İLERİ SÜRÜLEN İSTİNAF SEBEPLERİ
Davalı vekili istinaf dilekçesinde özetle; istinaf kararının parasal sonuçlara ilişkin rapor alınmasına ilişkin eksikliğe ilişkin olduğunu ve esas hakkında inceleme yapılmadığını, buna rağmen mahkemece önceki ret kararının aksine davanın kabul edildiğini, feshin sendikal nedenle yapılmadığını, yetki tespitinden sonra davacının sendikaya üye olduğunu, iş verenin bu tarihten sonra bu nedenle işçi çıkarmasında bir menfaati de olamayacağını, iş verenin kimlerin sendikalı olduğunu bilemyeceğini, feshin cevap dilekçesinde belirtildiği üzere davacının görevini eksik yapması nedeniyle sözlü olarak uyarılıp hakkında tutanak tutulduğunu, davacının sebep olduğu aksaklıkların müvekkilince giderilmeye çalışıldığını ve bu esnada üretimin durduğunu belirterek istinaf talebinde bulunmuştur.
GEREKÇE:
6100 sayılı HMK'nın 355/1 maddesi uyarınca başvuranın sıfatına göre istinaf sebepleri ve kamu düzenine aykırılık halleriyle sınırlı olarak yapılan incelemede;
Uyuşmazlık, feshin geçerli olup olmadığı noktasında toplanmaktadır.
Dava tarihi, 7036 sayılı Yasanın yürürlük tarihi olan 01/01/2018 den sonradır. Davacı fesih bildirimi tebliğinden itibaren 1 aylık yasal süre içerisinde arabulucuya müracaat etmiş, arabuluculuk son tutanağı tarafların anlaşamadığı yönünde imzalanmış olup, son tutanağın imzalanmasından sonra 2 haftalık süre içerisinde dava açılmıştır. Yine anılan Yasa hükmü gereği işe iadenin yasal-mali sonuçları mahkemece miktar olarak belirlenmiştir. Davanın hukuki niteliği itibarıyla genel ve özel dava şartları gerçekleşmiştir (6100 Sayılı HMK, m.114; 4857 Sayılı İş Kanunu, m.18, m.19, m.20; 7036 Sayılı İş Mahkemeleri Kanunu, m.3/1-2).
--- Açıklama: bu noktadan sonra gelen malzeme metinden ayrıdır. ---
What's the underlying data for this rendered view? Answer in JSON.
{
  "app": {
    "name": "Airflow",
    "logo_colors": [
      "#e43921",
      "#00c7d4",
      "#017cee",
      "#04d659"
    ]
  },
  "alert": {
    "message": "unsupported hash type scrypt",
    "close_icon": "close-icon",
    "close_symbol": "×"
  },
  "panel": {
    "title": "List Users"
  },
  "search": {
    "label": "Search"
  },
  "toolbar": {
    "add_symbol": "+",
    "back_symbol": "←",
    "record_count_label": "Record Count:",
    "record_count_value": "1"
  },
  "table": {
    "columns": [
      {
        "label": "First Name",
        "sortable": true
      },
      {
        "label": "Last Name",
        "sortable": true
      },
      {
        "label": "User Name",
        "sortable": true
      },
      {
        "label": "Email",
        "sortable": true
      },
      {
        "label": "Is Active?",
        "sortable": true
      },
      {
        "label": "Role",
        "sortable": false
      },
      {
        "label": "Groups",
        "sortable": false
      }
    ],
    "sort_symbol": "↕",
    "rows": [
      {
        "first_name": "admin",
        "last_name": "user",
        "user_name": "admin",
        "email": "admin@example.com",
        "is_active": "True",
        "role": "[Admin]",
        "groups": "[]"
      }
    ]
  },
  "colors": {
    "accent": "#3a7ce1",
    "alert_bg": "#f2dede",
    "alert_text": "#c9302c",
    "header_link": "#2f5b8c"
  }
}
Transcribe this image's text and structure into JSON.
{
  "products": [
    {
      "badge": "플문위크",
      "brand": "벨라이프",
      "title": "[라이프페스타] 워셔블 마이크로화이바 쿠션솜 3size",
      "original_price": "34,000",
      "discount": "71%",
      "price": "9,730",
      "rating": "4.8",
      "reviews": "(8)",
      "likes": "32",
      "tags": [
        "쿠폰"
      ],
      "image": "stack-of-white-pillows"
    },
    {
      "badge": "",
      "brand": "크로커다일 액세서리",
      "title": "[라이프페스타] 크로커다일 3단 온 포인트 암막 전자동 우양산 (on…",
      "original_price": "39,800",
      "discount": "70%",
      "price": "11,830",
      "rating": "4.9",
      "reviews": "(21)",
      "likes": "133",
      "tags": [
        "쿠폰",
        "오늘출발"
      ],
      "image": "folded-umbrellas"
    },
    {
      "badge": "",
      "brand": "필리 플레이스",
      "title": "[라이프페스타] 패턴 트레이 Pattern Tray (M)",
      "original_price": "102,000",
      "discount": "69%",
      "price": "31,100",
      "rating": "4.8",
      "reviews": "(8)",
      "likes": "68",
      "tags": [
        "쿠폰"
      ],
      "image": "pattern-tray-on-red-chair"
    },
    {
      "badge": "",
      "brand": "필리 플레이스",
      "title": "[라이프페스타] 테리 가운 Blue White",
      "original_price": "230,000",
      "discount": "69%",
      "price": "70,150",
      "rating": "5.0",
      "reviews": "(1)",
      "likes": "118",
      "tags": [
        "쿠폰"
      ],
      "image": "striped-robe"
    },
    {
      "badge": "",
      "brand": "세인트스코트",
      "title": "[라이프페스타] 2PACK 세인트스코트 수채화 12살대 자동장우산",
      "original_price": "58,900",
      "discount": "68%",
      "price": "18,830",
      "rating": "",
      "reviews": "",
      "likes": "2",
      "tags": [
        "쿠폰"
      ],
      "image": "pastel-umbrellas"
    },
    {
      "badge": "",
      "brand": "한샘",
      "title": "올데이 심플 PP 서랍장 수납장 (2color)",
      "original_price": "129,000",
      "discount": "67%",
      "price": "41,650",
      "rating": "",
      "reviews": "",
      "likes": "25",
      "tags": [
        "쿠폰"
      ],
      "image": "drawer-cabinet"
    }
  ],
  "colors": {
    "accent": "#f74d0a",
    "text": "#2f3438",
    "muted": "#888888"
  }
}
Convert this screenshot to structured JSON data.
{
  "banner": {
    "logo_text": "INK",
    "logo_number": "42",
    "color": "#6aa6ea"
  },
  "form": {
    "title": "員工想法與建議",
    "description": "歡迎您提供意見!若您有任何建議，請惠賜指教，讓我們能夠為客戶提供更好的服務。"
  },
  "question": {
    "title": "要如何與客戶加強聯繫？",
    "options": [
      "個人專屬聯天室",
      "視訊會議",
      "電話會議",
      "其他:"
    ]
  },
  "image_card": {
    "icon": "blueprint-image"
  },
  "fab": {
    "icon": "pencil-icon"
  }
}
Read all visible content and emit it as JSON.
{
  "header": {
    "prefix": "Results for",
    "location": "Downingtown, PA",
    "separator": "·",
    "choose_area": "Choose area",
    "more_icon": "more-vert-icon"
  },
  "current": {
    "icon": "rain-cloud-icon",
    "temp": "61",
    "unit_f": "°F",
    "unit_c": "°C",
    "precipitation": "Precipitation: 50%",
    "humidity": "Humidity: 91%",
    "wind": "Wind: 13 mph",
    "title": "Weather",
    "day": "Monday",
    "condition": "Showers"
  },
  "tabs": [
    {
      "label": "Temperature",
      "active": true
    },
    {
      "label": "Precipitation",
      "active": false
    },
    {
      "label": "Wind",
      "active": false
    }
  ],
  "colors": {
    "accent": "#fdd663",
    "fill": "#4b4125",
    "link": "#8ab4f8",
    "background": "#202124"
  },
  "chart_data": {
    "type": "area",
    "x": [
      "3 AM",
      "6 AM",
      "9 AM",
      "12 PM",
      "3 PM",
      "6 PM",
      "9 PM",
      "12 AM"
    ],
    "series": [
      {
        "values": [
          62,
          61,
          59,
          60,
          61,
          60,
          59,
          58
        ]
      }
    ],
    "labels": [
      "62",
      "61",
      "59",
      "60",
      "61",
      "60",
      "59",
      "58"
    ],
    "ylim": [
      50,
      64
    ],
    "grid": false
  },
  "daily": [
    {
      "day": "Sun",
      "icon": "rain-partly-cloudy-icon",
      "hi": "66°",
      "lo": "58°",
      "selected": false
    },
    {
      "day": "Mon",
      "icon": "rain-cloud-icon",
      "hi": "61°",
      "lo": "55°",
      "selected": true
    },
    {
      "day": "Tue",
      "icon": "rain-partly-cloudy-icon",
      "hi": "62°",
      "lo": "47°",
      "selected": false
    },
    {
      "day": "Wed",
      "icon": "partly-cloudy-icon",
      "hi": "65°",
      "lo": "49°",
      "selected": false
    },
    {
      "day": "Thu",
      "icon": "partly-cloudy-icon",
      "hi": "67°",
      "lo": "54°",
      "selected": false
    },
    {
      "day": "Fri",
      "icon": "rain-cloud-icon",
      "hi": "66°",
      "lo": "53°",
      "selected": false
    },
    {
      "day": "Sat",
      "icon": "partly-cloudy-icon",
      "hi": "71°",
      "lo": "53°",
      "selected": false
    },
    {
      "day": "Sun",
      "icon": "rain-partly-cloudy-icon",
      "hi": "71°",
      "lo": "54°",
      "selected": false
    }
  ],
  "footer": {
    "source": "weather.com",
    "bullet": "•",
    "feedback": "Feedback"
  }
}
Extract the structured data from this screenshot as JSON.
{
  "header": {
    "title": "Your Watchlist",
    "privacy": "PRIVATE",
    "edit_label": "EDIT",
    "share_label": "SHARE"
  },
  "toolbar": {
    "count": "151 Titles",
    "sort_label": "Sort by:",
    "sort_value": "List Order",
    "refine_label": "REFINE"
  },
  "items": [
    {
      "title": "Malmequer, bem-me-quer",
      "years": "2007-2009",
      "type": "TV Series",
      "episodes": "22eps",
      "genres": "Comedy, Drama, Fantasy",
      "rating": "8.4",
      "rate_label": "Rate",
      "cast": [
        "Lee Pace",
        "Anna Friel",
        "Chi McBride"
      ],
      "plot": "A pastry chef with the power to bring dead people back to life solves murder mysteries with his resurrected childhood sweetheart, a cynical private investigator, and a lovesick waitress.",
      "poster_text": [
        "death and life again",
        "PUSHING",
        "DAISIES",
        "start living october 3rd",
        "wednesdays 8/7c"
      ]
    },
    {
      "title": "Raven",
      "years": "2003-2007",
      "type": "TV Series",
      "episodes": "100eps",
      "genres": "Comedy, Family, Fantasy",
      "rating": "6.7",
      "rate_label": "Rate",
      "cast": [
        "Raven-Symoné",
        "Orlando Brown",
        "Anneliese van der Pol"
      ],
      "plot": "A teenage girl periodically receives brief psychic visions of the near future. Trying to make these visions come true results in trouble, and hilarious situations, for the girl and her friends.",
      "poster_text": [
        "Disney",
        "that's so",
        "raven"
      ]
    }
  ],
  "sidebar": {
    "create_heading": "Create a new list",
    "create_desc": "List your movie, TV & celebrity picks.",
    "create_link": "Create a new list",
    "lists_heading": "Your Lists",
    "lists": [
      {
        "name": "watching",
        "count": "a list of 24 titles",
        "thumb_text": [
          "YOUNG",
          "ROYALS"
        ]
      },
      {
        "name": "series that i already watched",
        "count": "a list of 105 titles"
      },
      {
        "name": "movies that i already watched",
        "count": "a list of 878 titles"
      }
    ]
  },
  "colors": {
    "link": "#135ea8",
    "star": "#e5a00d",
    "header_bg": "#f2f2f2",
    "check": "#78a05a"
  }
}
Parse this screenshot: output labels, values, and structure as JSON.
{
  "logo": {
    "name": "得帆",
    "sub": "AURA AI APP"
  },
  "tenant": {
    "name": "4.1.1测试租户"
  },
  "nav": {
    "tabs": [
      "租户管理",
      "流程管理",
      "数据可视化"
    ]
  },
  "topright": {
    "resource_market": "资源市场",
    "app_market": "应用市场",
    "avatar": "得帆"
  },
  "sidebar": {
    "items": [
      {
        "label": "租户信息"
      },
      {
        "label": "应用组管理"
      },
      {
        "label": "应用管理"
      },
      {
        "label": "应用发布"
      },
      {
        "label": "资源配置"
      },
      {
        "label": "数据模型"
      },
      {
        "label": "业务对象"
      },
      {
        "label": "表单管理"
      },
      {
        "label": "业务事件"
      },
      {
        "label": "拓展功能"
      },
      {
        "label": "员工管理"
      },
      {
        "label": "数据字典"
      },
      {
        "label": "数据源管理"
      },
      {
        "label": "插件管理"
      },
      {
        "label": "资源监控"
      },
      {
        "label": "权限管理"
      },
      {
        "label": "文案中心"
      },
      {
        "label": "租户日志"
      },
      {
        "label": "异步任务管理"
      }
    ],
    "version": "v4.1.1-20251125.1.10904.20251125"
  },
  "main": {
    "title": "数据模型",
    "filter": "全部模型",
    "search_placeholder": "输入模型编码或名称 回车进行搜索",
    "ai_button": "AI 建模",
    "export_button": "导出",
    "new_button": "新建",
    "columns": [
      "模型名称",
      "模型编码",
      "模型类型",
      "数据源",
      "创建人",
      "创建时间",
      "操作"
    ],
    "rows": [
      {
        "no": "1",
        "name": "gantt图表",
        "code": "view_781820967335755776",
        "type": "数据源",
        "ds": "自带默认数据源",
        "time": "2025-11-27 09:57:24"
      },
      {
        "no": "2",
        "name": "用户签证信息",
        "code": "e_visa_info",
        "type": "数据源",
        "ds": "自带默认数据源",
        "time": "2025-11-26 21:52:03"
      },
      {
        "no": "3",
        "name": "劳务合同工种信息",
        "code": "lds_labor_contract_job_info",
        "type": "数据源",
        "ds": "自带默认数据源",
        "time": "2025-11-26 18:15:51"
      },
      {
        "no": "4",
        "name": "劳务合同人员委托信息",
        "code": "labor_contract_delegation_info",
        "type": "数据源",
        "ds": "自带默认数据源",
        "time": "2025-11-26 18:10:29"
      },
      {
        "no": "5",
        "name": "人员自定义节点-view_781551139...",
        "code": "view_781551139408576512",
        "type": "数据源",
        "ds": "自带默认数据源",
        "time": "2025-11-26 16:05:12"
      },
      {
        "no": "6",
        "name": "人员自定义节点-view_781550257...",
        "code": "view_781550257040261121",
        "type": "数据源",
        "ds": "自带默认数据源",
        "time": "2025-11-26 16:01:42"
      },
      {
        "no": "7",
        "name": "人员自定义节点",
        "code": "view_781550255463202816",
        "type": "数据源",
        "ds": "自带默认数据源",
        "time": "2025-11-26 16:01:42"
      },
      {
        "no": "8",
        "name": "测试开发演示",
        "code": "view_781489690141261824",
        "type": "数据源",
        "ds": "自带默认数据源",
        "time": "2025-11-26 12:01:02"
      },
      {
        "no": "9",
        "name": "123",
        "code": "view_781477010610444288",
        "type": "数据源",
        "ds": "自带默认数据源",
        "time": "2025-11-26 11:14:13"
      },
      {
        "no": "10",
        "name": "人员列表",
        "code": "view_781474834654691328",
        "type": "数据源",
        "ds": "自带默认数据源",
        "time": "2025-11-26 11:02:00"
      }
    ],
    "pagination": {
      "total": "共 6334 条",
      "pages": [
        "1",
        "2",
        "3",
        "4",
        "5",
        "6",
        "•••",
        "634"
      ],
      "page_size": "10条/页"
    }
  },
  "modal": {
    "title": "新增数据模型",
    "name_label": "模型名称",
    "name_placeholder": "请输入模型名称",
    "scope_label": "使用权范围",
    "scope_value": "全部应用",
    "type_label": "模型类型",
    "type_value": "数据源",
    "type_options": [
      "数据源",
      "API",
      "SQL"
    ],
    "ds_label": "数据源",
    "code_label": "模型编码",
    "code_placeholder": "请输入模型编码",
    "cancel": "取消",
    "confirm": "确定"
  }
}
Davalı işveren, fesih bildiriminde belirtilen nedenlerle bağlıdır. Feshinhaklı veya geçerli bir sebebe dayandığını ileri süren işveren, ispat yükümlülüğü altındadır. Ancak işçi feshin işverenin açıklamadığı başka bir gerekçeye bağlı olarak gerçekleştiğini veya işverenin fesihte keyfî davrandığını iddia ederse, genel ispat kuralı gereği, bu kez işçi bu durumu ispatlamalıdır. Davacı işçinin iş sözleşmesinin sendika üyeliği ve iş yerindeki sendikal örgütlenmeye dayalı olarak feshedildiği iddialarına karşın, davalı şirketin bu iddiaların asılsız olduğu beyanları bulunmaktadır. Davacı bu yönde dava kapsamında tanık dinletmiş olup, tanık “sendikal sebeplerle çalışanların iş akitlerini sonlandırdığının gerçek olduğunu" beyan etmiştir. Davalı tanığı beyanında, sendikalı çalışanların olduğunu, ancak bunlara baskı yapılmadığını belirtmiştir.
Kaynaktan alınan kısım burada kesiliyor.